The lobby went silent. The hum of the vending machine in the corner seemed to drop away.
"You thought it was me?" I repeated.
"Yeah," she said, hugging her arms around herself. "It sounds like it’s coming from your living room. Like you’re… I don’t know, working on something against the wall?"
My stomach did a slow, sick somersault.
If I was hearing it coming from her side, and she was hearing it coming from my side…
"It’s not me," I said, my voice sounding strangely hollow. "And if you weren't home last night…"
We both looked up at the ceiling, toward the second floor where our apartments shared that long, dividing wall.
"Rats?" Sarah suggested, though she didn't sound convinced. She sounded desperate for a rational explanation. "Big rats?"
"Maybe," I lied.
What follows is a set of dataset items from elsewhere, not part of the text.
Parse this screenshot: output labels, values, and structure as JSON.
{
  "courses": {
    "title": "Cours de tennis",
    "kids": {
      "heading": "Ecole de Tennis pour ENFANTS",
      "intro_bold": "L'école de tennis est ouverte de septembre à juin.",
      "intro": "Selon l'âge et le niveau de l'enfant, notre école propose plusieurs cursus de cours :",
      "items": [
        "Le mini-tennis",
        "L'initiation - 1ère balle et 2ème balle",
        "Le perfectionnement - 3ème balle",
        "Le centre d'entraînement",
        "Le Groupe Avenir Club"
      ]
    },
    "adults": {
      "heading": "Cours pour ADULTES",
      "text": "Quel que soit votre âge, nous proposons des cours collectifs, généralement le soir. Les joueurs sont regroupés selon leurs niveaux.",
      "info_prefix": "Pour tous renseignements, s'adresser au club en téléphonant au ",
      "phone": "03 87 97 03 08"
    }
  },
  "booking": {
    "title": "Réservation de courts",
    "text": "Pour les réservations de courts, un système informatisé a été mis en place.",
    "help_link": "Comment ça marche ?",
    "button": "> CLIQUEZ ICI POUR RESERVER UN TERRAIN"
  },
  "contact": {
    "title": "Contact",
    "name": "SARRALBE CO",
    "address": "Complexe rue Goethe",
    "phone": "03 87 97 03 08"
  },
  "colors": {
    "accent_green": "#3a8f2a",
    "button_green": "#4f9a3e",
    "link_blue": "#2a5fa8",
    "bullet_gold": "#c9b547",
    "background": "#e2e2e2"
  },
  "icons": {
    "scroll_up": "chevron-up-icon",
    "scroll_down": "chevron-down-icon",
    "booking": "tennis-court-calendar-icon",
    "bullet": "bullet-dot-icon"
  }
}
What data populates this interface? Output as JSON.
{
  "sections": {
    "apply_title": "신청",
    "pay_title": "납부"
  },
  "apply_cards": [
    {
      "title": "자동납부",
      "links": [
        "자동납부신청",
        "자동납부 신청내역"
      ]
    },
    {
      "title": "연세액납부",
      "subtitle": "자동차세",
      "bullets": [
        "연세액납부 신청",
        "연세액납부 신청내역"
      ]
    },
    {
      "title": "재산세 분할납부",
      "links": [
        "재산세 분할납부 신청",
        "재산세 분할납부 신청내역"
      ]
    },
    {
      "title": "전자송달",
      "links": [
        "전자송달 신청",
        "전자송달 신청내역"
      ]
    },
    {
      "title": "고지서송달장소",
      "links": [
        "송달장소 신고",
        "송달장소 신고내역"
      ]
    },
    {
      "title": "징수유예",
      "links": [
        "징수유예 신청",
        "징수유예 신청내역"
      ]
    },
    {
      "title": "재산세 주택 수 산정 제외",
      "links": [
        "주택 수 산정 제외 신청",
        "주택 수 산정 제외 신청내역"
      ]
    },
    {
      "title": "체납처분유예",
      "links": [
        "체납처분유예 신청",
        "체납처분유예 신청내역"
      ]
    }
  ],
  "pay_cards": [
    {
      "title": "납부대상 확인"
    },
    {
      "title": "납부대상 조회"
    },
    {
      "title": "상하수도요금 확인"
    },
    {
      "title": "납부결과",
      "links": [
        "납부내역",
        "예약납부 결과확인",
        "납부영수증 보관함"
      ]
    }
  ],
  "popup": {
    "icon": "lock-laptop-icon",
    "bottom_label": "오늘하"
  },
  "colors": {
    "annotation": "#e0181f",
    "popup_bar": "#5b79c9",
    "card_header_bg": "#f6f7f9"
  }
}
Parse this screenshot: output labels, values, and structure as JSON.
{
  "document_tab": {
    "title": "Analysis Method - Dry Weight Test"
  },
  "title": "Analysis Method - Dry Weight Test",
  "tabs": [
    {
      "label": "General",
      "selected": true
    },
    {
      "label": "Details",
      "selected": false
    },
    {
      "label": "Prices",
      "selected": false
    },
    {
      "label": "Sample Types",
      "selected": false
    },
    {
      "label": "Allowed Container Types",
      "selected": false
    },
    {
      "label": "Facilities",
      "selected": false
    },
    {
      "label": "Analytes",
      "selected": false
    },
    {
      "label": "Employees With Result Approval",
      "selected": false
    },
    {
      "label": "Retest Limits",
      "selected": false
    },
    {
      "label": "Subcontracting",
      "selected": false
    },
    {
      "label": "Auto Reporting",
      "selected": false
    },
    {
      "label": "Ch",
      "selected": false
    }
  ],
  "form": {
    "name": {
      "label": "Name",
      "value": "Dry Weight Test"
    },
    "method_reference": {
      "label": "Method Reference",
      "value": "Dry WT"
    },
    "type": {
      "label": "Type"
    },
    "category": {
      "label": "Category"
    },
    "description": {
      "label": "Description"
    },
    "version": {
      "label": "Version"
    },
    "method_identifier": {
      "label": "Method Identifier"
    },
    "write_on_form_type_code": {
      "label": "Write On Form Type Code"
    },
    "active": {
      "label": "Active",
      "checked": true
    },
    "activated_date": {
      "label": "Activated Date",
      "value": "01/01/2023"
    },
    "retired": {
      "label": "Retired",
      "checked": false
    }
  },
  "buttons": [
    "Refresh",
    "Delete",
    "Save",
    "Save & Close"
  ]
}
I didn't tell her about the recording. I didn't tell her about the lack of high-frequency roll-off or the fact that the sound had a distinct, purposeful rhythm. I didn't tell her that rats don't tap out a beat.
"We should call the landlord," she said, digging for her keys. "Mr. Henderson needs to call an exterminator."
"Yeah," I said. "I’ll email him today."
She gave me a weak smile, one that didn't reach her eyes, and started up the stairs. "Okay. Thanks, Mark. Sorry for… you know. Acting weird. I’m just burnt out."
"Get some sleep," I called after her.
I watched her disappear around the landing. I stood there in the lobby for a long time, listening to the old building settle. The pipes groaned. The floorboards creaked.
But then I smelled it.
It was faint, drifting down the stairwell in the wake of her movement. A sharp, sour odor. Like milk that had been left out in the sun, mixed with the dusty, copper tang of old insulation.
I’d smelled that last night, too, near the wall. I had assumed it was just dirty laundry I’d forgotten about.
I looked at the mail in my hand—a flyer for pizza, a credit card offer, a bill. Normal things.
But as I walked back up the stairs, moving toward the darkness of the hallway, I couldn't shake the image of the waveform on my screen. The sound hadn't come from Sarah’s apartment. And it hadn't come from mine.
It was coming from the zero space. The void between us.
And whatever was in there… it wasn't a rat. Because rats don't stop tapping when you hit the record button. They don't listen back.
I gripped my keys, the metal biting into my palm. I had to go back in there. I had to work. But for the first time in my life, I wasn't worried about the noise I could hear.
I was worried about who was listening to me.